[In this week's installment, Jonathan Miller, a chartist and a real-estate artist, examines the interplay between two elusive and potentially elucidating real-estate stats, time on market (represented by the blue line) and listing discounts (red bars). Data on this graph runs from the first quarter of 1997 to the second quarter of 2005.]
What's really interesting about this chart is that it provides a nebulous suggestion that the rate of price appreciation may ease in the coming months. However, this conclusion is far from certain, and factors like falling mortgage rates might prove it wrong.
The chart displays Days on Market and Listing Discount, two of the least-used tools for measuring the strength of a real estate market, primarily because the information is so difficult to obtain.
First, some definitions:
* Days on Market: The number of days from the last change in list price to the contract date. If the property is priced above the competition, it's going to sit.
* Listing Discount (Negotiability): The percentage difference between the final list price and the contract price. In soft markets the Discount tends to grow, and in tight ones it tends to shrink.
(More on terminology and standards for measuring a real estate market here.)
These two indicators have to be used in tandem since one doesn't tell the story without the other. For example, if an apartment is over-priced, it's going to sit longer than the norm and require more negotiation from the seller. We measure from the the last list price change since that's the point at which the apartment entered the market. If a property was worth $1M at the time of its listing and was priced at $2M, it really isn't a listing until it approaches its value.
In early 2003, we saw a spike in the average days on market and more negotiability in price just before the commencement of the Iraq war. In short, the market softened. Since then, as the real estate market strengthened, both indicators have trended downward.
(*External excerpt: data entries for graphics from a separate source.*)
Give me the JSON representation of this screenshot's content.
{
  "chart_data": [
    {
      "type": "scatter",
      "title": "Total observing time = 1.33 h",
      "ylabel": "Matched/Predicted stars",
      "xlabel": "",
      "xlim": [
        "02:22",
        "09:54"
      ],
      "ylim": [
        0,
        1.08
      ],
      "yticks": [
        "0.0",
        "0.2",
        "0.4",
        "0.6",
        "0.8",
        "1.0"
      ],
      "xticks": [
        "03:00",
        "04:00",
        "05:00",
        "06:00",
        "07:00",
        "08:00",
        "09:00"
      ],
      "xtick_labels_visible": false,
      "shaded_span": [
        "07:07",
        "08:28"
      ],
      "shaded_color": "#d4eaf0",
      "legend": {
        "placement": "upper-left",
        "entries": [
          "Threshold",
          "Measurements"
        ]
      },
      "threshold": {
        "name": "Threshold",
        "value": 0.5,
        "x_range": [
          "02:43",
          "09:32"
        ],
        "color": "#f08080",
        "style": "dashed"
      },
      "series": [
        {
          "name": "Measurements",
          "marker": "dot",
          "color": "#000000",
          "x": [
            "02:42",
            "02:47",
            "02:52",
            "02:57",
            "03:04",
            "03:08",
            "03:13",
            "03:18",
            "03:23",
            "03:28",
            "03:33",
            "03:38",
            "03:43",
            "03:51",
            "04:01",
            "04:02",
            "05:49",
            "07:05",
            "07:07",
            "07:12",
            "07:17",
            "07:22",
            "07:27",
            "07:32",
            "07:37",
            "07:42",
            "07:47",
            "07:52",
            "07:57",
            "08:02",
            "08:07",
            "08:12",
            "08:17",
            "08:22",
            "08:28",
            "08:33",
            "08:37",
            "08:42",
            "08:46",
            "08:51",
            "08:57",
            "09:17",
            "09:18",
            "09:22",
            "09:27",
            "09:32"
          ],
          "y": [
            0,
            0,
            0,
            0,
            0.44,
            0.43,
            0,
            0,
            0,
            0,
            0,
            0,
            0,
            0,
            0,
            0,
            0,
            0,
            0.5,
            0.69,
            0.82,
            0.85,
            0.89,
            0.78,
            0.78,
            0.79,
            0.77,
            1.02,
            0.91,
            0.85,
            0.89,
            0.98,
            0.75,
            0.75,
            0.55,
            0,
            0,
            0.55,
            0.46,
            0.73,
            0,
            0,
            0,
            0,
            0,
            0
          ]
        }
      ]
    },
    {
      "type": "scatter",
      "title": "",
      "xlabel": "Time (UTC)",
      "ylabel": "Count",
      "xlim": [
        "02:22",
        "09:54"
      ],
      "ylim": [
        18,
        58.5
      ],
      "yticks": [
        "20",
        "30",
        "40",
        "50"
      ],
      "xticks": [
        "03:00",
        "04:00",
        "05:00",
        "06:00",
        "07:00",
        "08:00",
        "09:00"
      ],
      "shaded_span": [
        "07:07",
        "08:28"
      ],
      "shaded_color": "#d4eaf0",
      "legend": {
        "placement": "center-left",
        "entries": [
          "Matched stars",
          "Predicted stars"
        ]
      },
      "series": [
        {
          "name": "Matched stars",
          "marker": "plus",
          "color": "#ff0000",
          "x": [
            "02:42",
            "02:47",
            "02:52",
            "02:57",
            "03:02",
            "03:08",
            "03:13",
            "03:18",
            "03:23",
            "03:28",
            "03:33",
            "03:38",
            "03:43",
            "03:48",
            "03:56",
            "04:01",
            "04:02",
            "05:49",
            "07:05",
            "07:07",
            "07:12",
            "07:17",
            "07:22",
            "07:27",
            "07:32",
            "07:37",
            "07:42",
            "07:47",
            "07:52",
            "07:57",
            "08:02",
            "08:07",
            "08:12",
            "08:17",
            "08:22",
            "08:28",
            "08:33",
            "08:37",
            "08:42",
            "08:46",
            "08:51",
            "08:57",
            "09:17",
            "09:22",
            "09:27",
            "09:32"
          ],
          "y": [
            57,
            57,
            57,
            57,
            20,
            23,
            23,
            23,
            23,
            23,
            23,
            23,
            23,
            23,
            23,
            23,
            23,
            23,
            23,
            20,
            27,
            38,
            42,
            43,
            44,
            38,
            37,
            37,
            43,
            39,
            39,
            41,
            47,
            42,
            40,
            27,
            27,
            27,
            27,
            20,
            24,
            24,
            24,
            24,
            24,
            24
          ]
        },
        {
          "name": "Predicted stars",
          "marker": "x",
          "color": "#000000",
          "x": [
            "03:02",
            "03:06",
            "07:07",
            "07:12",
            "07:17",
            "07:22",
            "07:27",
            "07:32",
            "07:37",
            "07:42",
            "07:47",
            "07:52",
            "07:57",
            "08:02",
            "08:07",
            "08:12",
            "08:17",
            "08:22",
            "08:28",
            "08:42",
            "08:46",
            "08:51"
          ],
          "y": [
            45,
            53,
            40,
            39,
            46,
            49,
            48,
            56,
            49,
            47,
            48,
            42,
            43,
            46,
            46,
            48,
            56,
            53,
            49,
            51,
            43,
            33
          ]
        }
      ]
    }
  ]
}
For perspective, the listing discount has fallen further than the average days on market since 1997. There might be a floor that the average days on market can not fall below in this market, say 80 days. At the same time, the listing discount or negotiability has approached zero. In fact, we estimate that about 1/3 of all listings sell above list price, 1/3 sell at list price and about 1/3 sell below list price. That's a tight housing market.
However, in the first half of 2005, both indicators have shown a little weakness, yet prices are still rising. Does that mean the market is slowing, or is this just a blip in the data? We'll have to measure future sales to know.